As we all know, virtually nobody will turn up one minute after that remark. Even so, the phrase "in a minute" can mean anything like fifteen minutes or forever. The difference in sense of time is unbelievably easy to grasp. Doctors know each other well and recognize what that particular colleague usually means by one minute. We just know.

Any of us who has worked in an office with someone else for few months can usually tell when that person will be back if he says, "I'll be gone for a while." The interesting thing is that we don't have to be that explicit soon after we get along with each other.

Once we start getting used to the I-know-you-know-what-I-know manner, there is embarrassing story waiting to happen. This I know, too. There is another story I like to tell. Many years ago I was asking a nurse to help me getting a needle into the knee joint of my patient.

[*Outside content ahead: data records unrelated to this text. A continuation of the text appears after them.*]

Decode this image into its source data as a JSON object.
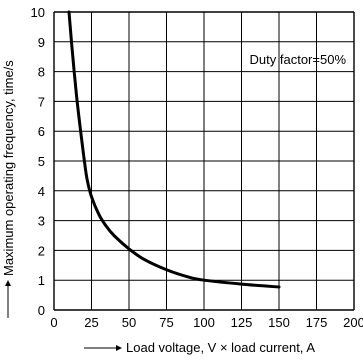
{
  "chart_data": {
    "type": "line",
    "xlabel": "Load voltage, V × load current, A",
    "ylabel": "Maximum operating frequency, time/s",
    "xlim": [
      0,
      200
    ],
    "ylim": [
      0,
      10
    ],
    "x_ticks": [
      0,
      25,
      50,
      75,
      100,
      125,
      150,
      175,
      200
    ],
    "y_ticks": [
      0,
      1,
      2,
      3,
      4,
      5,
      6,
      7,
      8,
      9,
      10
    ],
    "grid": true,
    "annotation": "Duty factor=50%",
    "series": [
      {
        "x": [
          10,
          12,
          15,
          18,
          20,
          22,
          25,
          30,
          35,
          40,
          50,
          60,
          75,
          90,
          100,
          125,
          150
        ],
        "y": [
          10,
          8.8,
          7.2,
          5.9,
          5.1,
          4.4,
          3.8,
          3.2,
          2.8,
          2.5,
          2.05,
          1.7,
          1.35,
          1.1,
          1.0,
          0.87,
          0.77
        ]
      }
    ]
  }
}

I had to wear sterile gloves and cleanse my patient's skin with povidone iodine solution before puncturing the joint; these are the rules for doctors to prevent infection. "Could you please fetch me the soya sauce?" Lest I begin to confuse those of you who aren't working in the hospital, let me say that soya sauce is a byword to describe the brown povidone iodine solution. The nurse disappeared. I waited. I mused. "What, for heaven's sake, keeps my nurse from getting back to me?"

And no prizes for guessing that I found my nurse busy scratching her head to find a bottle of soya sauce in the pantry.